First West African case of Marburg virus detected in Guinea: WHO

Two months after being declared Ebola-free, Guinea confirms first case of deadly Marburg virus.

According to the World Health Organization (WHO), health officials in Guinea have confirmed the West African region’s first case of the lethal Marburg virus which is regarded to be in the same family as the Ebola virus. This comes just two months after the country was declared free of Ebola which killed 12 people. The rare virus was first detected in 1967, in the German city Marburg. Since then, there have been 12 major Marburg outbreaks of the disease, with most of these being reported across southern and eastern Africa.
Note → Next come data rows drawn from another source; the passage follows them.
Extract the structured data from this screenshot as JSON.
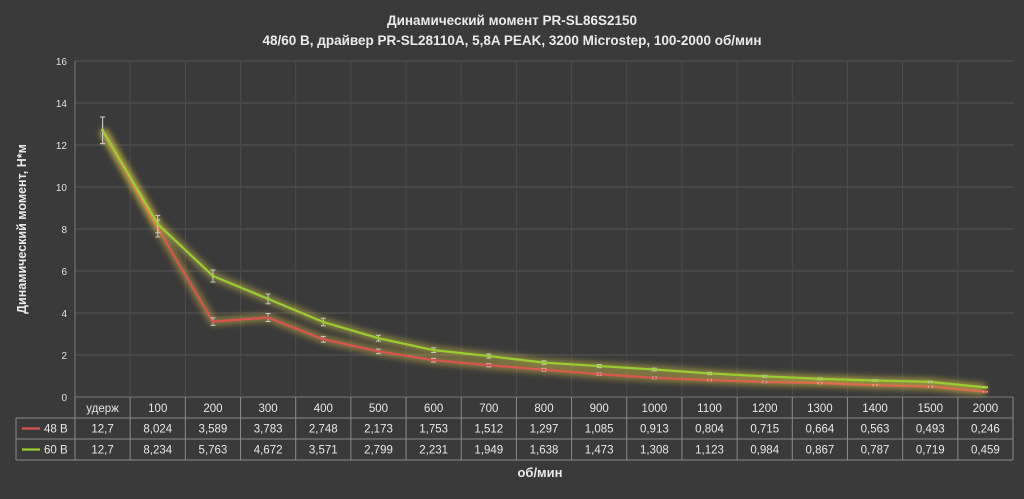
{
  "chart_data": {
    "type": "line",
    "title": "Динамический момент PR-SL86S2150",
    "subtitle": "48/60 В, драйвер PR-SL28110A, 5,8A PEAK, 3200 Microstep, 100-2000 об/мин",
    "xlabel": "об/мин",
    "ylabel": "Динамический момент, Н*м",
    "ylim": [
      0,
      16
    ],
    "yticks": [
      "0",
      "2",
      "4",
      "6",
      "8",
      "10",
      "12",
      "14",
      "16"
    ],
    "categories": [
      "удерж",
      "100",
      "200",
      "300",
      "400",
      "500",
      "600",
      "700",
      "800",
      "900",
      "1000",
      "1100",
      "1200",
      "1300",
      "1400",
      "1500",
      "2000"
    ],
    "grid": true,
    "data_table": true,
    "error_bars": true,
    "series": [
      {
        "name": "48 В",
        "color": "#d9534f",
        "glow": "#e8c64a",
        "values": [
          12.7,
          8.024,
          3.589,
          3.783,
          2.748,
          2.173,
          1.753,
          1.512,
          1.297,
          1.085,
          0.913,
          0.804,
          0.715,
          0.664,
          0.563,
          0.493,
          0.246
        ],
        "labels": [
          "12,7",
          "8,024",
          "3,589",
          "3,783",
          "2,748",
          "2,173",
          "1,753",
          "1,512",
          "1,297",
          "1,085",
          "0,913",
          "0,804",
          "0,715",
          "0,664",
          "0,563",
          "0,493",
          "0,246"
        ]
      },
      {
        "name": "60 В",
        "color": "#9acd32",
        "glow": "#e8d84a",
        "values": [
          12.7,
          8.234,
          5.763,
          4.672,
          3.571,
          2.799,
          2.231,
          1.949,
          1.638,
          1.473,
          1.308,
          1.123,
          0.984,
          0.867,
          0.787,
          0.719,
          0.459
        ],
        "labels": [
          "12,7",
          "8,234",
          "5,763",
          "4,672",
          "3,571",
          "2,799",
          "2,231",
          "1,949",
          "1,638",
          "1,473",
          "1,308",
          "1,123",
          "0,984",
          "0,867",
          "0,787",
          "0,719",
          "0,459"
        ]
      }
    ]
  }
}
The last outbreak of the disease was recorded in Angola back in 2005. To date, there is no treatment available for the virus, with consuming large amounts of water and the treatment of specific symptoms seen as key to improving survival chances.

The recent case, of the now deceased patient, was identified in Guéckédou - the same region where the latest Ebola cases were identified. “The potential for the Marburg virus to spread far and wide means we need to stop it in its tracks,” said Dr Matshidiso Moeti, WHO Regional Director for Africa. To contain possible spread into other countries, cross-border surveillance measures have also been heightened to enable prompt detection of cases. Ten experts from WHO, including epidemiologists and socio-anthropologists, have already been deployed to support national health authorities. "We are working with the health authorities to implement a swift response that builds on Guinea's past experience and expertise in managing Ebola, which is transmitted in a similar way," added Moeti.